The Loman family also does not have the aptitude to make the essential and appropriate preferences to track the American Dream.Even though Willy is expert in his profession and considers that “a man who can’t handle tools is disgusting,” he prefers a career as a salesman, founded on the unreal image of his father who dumped another significant reason in the Loman’s ruin is their deficiency in trustworthy values. Thievery, infidelity and deception are the basis of their values. Besides the relation between a character’s collapse and the character’s “harmartias”, acknowledgment of a person’s flaw and the revelation accompanying that is a vital constituent of tragedy.
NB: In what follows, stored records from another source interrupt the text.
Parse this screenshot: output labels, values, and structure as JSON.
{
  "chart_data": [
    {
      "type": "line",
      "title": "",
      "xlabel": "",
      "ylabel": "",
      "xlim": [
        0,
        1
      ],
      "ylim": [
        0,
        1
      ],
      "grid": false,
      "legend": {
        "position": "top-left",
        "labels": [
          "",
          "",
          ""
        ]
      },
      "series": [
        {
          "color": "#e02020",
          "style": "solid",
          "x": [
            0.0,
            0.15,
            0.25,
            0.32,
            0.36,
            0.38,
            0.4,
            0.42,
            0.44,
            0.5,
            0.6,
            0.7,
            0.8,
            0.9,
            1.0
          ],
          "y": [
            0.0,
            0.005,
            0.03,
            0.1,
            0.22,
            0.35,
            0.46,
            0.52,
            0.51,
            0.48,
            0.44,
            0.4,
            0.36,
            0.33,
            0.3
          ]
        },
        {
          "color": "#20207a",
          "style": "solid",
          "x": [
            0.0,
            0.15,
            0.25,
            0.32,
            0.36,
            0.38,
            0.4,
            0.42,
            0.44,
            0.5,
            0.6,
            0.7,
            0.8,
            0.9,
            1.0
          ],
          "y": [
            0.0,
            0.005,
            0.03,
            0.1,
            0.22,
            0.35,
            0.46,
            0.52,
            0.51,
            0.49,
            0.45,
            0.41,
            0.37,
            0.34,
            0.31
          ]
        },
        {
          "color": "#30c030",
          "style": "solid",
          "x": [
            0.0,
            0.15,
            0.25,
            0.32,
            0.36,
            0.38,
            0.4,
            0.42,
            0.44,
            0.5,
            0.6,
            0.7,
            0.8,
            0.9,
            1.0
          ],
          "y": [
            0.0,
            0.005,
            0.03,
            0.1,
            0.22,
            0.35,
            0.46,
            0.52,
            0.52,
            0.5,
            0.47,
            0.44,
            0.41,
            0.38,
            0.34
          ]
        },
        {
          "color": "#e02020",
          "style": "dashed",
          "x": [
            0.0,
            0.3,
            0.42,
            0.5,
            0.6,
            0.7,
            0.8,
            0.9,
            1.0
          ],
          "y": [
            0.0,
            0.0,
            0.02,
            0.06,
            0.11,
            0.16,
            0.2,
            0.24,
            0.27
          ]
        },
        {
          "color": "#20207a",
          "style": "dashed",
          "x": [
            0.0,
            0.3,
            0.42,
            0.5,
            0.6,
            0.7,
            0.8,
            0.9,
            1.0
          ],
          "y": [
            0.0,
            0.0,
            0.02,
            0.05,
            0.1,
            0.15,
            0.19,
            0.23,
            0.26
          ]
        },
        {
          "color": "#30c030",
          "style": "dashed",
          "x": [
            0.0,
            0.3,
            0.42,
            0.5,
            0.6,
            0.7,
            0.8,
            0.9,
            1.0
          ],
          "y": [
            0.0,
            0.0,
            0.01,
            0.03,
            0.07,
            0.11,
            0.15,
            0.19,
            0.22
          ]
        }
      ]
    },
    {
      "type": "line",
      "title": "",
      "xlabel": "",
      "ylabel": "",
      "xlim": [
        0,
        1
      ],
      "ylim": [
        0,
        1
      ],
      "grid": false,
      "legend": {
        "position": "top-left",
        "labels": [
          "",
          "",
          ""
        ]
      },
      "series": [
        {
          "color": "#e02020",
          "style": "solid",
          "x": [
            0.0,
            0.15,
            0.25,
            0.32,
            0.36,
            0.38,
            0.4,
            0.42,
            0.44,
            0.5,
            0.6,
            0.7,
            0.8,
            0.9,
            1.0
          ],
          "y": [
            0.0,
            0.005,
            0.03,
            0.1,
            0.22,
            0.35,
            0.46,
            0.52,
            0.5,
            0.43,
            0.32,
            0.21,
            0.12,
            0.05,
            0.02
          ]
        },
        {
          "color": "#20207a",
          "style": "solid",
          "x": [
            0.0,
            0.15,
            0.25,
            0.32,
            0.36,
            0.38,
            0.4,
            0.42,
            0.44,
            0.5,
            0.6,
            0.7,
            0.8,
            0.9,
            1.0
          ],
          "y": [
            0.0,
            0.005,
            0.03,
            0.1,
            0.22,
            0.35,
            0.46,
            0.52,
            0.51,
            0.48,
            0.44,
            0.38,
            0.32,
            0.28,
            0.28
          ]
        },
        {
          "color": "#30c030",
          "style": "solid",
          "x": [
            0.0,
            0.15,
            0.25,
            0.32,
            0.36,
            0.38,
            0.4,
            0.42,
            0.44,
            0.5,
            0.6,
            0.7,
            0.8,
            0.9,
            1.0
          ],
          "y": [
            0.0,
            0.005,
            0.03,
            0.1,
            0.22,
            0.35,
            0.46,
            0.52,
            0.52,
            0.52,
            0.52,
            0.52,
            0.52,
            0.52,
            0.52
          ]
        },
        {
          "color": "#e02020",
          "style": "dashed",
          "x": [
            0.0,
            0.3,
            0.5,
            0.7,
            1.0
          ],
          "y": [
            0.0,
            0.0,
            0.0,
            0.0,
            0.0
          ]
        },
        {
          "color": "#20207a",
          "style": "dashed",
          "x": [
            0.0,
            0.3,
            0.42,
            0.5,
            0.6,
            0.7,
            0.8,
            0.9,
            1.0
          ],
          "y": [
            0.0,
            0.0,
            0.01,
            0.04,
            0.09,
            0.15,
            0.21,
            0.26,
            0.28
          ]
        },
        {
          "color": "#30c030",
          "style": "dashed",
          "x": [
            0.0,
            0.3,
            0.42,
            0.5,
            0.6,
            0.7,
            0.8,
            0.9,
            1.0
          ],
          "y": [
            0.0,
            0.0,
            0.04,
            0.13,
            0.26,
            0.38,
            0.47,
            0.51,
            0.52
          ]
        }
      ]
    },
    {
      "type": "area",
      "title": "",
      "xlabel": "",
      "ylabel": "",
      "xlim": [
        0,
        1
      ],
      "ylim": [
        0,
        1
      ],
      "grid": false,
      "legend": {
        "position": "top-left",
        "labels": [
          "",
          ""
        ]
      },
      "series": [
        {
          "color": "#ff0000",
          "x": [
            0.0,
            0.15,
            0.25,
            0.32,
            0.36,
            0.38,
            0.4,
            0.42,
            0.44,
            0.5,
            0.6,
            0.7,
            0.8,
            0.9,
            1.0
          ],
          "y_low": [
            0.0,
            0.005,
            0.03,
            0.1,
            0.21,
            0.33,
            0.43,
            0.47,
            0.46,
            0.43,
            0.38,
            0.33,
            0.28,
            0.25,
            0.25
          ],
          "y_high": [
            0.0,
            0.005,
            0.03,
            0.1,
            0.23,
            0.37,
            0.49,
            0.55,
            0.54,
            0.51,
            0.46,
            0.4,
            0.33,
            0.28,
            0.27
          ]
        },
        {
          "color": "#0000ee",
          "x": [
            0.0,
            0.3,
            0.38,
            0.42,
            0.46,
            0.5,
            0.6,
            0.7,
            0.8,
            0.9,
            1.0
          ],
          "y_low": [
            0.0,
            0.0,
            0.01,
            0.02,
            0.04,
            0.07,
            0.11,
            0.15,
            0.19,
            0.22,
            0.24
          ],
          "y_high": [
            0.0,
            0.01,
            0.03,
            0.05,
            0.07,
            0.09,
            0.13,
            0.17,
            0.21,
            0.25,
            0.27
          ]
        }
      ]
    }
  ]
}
In the requiem of the play, Biff had a quick look of the self revelation, although Willy, Linda, and Hap never found out the truth about themselves. Biff becomes conscious that Willy had the incorrect dreams. While he finds the truth about his father, Biff could make a resolution about his own destiny founded on a sensible consideration of his skills. Briefly speaking, Death of a Salesman is a new type of tragedy that very much highlights the corruption of the American Dream (Linderholm).

In conclusion, through the cultural perspective Miller’s “Death of a Salesman” shows its audience how immigrants see the America Dream. People who were born in the United States take for granted all the opportunities America has to offer, but those who come to this country for a chance to live see it differently. Like Willy, they see America has a way to make it big and get respect. However, when these people feel they failed it is a bigger disappointment and at times unbearable.

That is a big difference between American citizens who were born in this country and those who come here for a chance at the American Dream.